Si le basculement ne rencontre pas de problèmes, les internautes ne verront pas le changement. Par contre, il y aura des conséquences à long terme sur l’évolution d’Internet. Mais a priori, pas sur le vécu des internautes.
Et Internet ne sera jamais complètement cassé ! Le quotidien d’Internet, c’est de rencontrer tous les jours des problèmes et de les résoudre.
Pas de risque global, non. Les sites qui le souhaitent vont faire une manipulation, qui, si elle tourne mal, peut engendrer un souci isolé, dans un coin d’Internet.
Mais beaucoup d’institutions et d’organisations ont déjà basculé depuis longtemps en IPv6. Cette journée mondiale de l’IPv6 n’est pas une obligation : c’est symbolique, rigolo, ça permet de relayer l’information dans la presse… Mais ça ne signifie pas le basculement d’un coup de tout l’Internet ! C’est impossible.
Il n’y a pas de date limite.
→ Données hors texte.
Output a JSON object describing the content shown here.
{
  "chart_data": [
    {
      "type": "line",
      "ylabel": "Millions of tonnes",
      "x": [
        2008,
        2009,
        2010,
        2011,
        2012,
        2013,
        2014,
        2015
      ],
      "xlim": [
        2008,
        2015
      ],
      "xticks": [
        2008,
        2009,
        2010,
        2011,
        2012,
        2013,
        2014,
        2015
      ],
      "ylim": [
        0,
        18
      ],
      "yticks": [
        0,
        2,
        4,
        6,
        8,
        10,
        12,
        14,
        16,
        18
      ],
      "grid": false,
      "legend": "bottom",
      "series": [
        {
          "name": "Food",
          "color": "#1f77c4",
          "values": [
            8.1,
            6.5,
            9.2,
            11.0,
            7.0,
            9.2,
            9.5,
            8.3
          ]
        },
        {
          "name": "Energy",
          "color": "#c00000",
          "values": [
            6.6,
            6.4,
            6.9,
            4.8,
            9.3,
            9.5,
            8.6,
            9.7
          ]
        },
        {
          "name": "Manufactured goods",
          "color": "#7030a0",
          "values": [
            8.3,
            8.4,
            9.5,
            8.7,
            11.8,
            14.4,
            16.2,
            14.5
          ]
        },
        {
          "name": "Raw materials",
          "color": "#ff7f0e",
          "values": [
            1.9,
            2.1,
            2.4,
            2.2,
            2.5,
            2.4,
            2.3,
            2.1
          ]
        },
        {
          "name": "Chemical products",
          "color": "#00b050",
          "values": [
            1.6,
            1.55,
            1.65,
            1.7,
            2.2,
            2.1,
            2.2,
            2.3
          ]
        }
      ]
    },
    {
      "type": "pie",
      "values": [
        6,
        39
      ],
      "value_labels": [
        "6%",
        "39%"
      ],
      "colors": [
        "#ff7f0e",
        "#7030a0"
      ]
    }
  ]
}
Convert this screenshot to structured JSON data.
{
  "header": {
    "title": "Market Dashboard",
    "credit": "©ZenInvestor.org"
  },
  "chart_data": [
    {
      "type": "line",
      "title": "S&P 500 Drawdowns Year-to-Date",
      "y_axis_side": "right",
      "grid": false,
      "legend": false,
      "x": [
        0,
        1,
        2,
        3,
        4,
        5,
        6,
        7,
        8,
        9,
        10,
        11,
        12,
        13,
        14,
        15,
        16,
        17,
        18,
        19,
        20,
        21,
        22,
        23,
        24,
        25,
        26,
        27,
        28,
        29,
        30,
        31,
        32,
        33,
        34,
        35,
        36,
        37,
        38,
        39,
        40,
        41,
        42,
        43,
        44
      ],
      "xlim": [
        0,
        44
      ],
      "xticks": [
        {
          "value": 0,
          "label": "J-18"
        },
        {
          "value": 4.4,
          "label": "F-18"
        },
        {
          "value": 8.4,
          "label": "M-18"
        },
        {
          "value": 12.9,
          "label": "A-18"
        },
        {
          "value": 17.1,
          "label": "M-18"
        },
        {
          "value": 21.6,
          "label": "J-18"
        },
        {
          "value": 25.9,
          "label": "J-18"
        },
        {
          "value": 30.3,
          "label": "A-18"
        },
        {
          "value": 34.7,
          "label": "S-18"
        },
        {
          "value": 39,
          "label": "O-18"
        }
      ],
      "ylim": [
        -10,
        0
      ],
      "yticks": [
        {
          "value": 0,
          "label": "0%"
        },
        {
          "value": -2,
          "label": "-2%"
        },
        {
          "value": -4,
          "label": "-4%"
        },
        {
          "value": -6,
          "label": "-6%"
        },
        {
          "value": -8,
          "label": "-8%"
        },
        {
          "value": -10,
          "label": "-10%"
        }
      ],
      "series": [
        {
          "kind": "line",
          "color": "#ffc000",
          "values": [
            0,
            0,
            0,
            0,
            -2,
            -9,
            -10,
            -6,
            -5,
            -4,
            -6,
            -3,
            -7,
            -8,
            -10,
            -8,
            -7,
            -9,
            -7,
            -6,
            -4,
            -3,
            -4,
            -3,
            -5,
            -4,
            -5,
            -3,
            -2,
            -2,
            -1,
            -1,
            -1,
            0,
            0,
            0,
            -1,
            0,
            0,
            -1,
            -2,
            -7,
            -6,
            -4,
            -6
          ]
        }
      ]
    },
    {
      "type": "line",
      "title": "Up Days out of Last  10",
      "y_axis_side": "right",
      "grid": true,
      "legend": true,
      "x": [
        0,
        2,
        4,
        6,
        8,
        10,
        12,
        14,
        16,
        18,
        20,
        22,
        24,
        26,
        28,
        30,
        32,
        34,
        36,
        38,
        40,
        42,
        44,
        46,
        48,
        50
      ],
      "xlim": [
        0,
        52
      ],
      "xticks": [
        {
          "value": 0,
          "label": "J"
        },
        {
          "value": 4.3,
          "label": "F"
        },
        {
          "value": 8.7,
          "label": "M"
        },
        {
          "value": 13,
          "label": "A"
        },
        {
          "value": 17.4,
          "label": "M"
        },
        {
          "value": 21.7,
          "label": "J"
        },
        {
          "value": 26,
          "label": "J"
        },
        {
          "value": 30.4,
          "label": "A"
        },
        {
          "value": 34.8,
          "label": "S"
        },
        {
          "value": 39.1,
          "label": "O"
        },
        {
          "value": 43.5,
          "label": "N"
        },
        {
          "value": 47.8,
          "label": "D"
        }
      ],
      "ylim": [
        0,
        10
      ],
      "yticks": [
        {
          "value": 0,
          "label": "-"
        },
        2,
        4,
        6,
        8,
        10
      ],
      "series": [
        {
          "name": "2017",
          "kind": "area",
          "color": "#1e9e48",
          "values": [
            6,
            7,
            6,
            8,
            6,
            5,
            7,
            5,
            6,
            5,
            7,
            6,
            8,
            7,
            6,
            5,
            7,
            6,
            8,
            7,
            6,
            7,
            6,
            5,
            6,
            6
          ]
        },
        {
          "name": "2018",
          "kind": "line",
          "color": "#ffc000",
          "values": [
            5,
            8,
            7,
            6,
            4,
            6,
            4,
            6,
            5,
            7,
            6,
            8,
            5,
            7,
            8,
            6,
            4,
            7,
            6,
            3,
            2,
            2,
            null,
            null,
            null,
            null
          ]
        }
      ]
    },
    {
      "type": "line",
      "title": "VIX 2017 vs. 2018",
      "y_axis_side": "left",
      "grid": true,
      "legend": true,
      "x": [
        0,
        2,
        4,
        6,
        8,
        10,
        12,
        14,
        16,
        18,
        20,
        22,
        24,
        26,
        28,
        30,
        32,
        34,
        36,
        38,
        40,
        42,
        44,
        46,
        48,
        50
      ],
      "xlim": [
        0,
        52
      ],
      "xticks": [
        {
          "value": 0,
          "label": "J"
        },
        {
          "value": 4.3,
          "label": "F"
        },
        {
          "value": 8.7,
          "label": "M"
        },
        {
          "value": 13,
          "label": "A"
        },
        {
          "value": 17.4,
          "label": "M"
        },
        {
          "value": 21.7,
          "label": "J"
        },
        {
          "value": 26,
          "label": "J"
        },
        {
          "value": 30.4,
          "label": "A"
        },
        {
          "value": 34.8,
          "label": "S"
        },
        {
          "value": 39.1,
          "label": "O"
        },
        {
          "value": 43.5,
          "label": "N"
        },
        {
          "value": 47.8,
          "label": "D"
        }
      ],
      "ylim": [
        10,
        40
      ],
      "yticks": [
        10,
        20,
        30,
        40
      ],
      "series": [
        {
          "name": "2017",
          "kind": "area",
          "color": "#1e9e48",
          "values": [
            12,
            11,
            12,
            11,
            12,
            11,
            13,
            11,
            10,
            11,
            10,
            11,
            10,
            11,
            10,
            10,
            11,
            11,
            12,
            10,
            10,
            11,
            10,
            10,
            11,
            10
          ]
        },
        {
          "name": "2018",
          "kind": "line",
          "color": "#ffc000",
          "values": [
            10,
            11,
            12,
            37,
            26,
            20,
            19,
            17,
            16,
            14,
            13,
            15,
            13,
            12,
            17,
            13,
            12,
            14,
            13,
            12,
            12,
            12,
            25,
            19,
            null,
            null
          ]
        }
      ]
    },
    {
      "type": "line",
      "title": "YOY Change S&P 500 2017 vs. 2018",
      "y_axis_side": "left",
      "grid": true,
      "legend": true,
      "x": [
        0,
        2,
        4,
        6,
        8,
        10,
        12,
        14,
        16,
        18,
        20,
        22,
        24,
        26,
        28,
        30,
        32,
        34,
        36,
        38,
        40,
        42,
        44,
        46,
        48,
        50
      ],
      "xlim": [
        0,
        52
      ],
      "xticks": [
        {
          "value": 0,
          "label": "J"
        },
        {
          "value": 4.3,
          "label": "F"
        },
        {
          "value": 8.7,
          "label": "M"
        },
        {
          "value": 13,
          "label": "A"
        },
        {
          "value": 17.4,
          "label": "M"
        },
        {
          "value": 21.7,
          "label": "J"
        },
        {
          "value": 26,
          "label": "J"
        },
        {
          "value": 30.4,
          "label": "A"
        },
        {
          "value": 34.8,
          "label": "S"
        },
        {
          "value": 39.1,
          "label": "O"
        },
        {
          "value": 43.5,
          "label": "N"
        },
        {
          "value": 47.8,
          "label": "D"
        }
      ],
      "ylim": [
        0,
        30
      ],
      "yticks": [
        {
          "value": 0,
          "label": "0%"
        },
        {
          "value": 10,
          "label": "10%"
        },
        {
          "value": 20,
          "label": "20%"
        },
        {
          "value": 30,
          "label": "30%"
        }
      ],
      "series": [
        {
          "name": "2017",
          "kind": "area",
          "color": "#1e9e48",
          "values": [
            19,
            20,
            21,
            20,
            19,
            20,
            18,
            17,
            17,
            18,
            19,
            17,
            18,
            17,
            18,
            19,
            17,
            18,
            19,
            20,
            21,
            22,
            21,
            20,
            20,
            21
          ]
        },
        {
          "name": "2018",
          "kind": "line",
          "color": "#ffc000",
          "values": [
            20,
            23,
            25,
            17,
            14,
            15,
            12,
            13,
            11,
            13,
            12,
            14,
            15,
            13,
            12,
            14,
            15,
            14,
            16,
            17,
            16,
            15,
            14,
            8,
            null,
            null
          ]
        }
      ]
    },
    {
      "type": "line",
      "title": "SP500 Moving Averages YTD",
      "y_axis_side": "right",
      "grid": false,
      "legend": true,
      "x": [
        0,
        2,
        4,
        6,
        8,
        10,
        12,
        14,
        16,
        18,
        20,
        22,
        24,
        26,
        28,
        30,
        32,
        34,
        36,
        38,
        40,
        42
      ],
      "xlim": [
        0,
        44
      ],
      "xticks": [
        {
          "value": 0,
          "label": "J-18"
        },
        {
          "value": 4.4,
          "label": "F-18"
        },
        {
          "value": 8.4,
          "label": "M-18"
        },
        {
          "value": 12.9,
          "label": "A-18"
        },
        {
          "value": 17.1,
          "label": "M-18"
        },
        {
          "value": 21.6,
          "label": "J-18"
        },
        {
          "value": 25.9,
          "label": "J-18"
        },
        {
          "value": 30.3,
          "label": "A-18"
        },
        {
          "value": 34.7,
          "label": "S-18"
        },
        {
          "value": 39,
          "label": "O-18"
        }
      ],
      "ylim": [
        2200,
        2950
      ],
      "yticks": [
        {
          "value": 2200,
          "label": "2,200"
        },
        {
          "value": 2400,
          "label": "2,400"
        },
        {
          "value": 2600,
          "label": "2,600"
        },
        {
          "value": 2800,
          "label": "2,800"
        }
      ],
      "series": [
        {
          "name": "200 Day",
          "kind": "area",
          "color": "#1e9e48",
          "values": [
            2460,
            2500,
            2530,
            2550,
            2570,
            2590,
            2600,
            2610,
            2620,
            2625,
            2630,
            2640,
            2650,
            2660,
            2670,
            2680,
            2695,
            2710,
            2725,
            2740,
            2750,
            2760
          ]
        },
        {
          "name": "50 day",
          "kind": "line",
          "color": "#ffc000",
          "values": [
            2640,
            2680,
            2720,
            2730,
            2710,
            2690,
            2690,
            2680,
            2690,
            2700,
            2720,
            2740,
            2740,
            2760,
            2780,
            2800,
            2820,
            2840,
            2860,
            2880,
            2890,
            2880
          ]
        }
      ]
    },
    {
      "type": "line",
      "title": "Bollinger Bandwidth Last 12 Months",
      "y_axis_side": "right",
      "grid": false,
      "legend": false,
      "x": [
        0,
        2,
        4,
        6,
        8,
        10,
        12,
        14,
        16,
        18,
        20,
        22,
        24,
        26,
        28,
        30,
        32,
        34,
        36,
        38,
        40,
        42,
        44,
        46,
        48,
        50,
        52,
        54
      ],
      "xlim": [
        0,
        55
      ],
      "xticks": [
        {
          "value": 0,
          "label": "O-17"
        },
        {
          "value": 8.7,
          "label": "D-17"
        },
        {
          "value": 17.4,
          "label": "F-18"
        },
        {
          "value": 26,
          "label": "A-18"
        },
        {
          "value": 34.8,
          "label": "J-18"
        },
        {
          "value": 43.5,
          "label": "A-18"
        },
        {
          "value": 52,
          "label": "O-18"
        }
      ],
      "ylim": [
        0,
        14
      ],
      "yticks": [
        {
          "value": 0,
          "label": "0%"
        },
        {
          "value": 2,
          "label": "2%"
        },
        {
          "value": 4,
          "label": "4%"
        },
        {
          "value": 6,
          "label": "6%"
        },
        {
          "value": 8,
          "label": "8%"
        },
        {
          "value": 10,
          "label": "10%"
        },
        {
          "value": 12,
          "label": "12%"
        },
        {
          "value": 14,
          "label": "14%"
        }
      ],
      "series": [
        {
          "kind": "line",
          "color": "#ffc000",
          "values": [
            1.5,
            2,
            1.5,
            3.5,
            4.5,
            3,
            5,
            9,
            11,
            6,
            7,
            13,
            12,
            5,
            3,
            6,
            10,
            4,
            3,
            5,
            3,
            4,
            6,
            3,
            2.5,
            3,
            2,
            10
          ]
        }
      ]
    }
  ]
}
Internet n’est pas centralisé, il est impossible de fixer ce genre d’ultimatum.
La seule fois où Internet a déjà connu un jour J, c’était en 1983, avec la mise en place d’IPv4. Mais Internet n’avait rien à voir avec celui d’aujourd’hui.
Aujourd’hui, les gens qui veulent faire de l’IPv6 sont ceux qui doivent faire un peu plus d’efforts : IPv4 est encore la règle. Mais dans quelque temps, quand les utilisateurs seront majoritairement en IPv6, les choses s’inverseront, et ce sont les gens qui voudront rester en IPv4 qui devront s’adapter.
Pas vraiment. Les deux sont incompatibles. Aujourd’hui sur un site, il faut prévoir IPv4 et IPv6. Mais ce n’est pas un énorme travail pour un technicien ! Il faut juste y penser et sérieusement.
Aujourd’hui, la part d’utilisateurs sous IPv6 est très faible. Mais prenons un exemple récent : le site qui accueille le scrutin des français de l’étranger, diplomatie.gouv.fr, n’a pas pensé à l’IPv6. Donc les gens qui sont en IPv6 ne peuvent pas se connecter dessus.
Alors d’accord, aujourd’hui il n’est pas encore impératif d’être accessible en IPv6. Mais ça deviendra de plus en plus un problème. Surtout que la migration prend du temps. Donc ce n’est pas grave si des sites ne sont pas aujourd’hui accessibles en IPv6. C’est plus grave de ne pas avoir enclenché le processus.